Лагерь наш находился в северо-восточной части Шлезвиг-Гольштейна, недалеко от Хузума, и мы, рота желудочных больных, вояк-диетиков, лежали на лугу перед палатками, у низкого равнодушного горизонта. Стерегли нас четыре молодых английских солдата. Мы с Бертом отбились от своей части. Потеряли свои подразделения или подразделения потеряли нас — во всяком случае, мы не Очень горевали, однако на каком-то пыльном мосту нас подобрал джип и доставил к героям-желудочникам в весьма приличный лагерь военнопленных. Война уже кончилась, но у них все еще стояла штабная палатка и добротная палатка каптенармуса. Как грибы, как грязные грибы палатки усеяли луг, а над ними в суматошном полете, кружась, изгибаясь и хлопая крыльями, проносились первые чибисы. Мы доложили о прибытии в штабной палатке и представились страдающему болезнью желудка каптенармусу, который лежал на походной кровати, — лицо его было покрыто пятнами.
— До тех пор, пока вы не будете требовать пайков, я против вас не возражаю, — сказал он и легонько махнул рукой, словно отгонял мух; желудочник-фельдфебель уже ждал нас у входа в палатку, он отвел нам две койки.

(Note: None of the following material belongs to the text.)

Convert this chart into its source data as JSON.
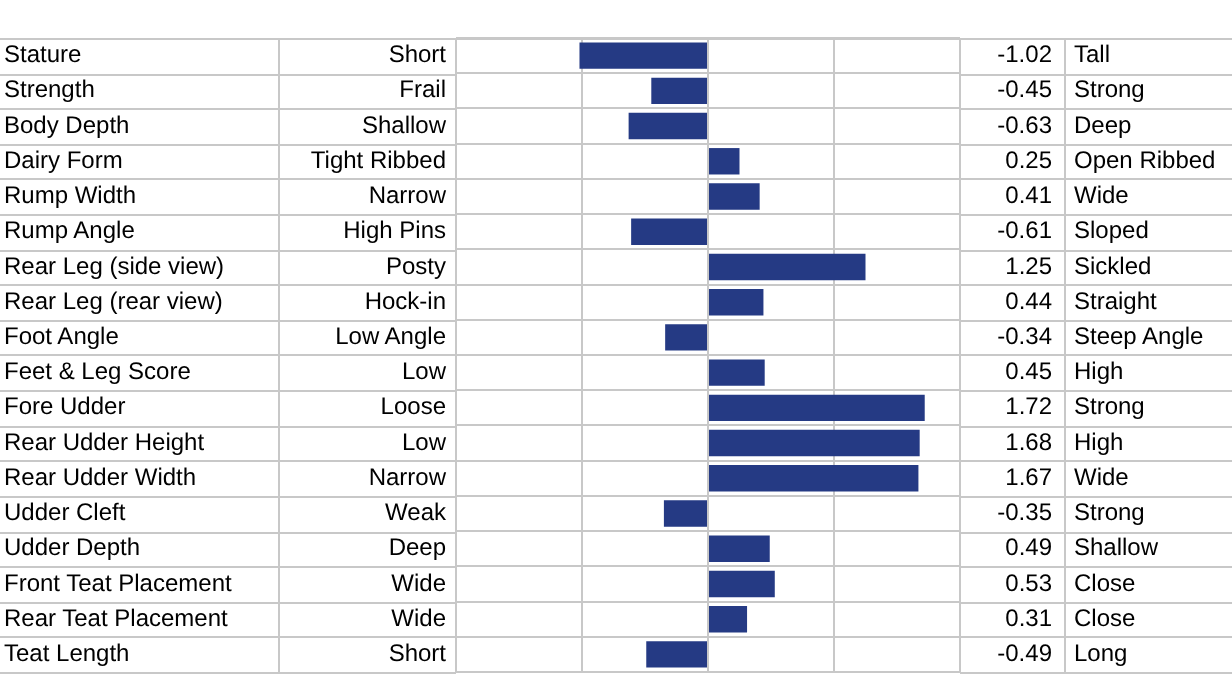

Мы спали голова к голове. Берт проспал двое суток; я слышал, как он вздыхает во сне, видел следы страшной усталости на его осунувшемся лице, а иногда лицо его выражало протест, робкий протест и упрямство. Как тихо он дышал! Его впалая грудь едва подымалась и опускалась. Руки были слегка откинуты, пальцы скрючены. До чего ж он устал, если вдруг уснул, смирившись со всем, безвольно покорившись всему! Его сон казался безмолвной капитуляцией. Я лежал с ним рядом, прислушивался к его дыханию, боясь порой, что оно оборвется; днем я пялил глаза на шершавый полог палатки, следил за мошками, которые стремительно перемещались по брезенту, а когда переводил взгляд на Берта, мне подчас становилось жутко при виде его лица, такого юного и изможденного.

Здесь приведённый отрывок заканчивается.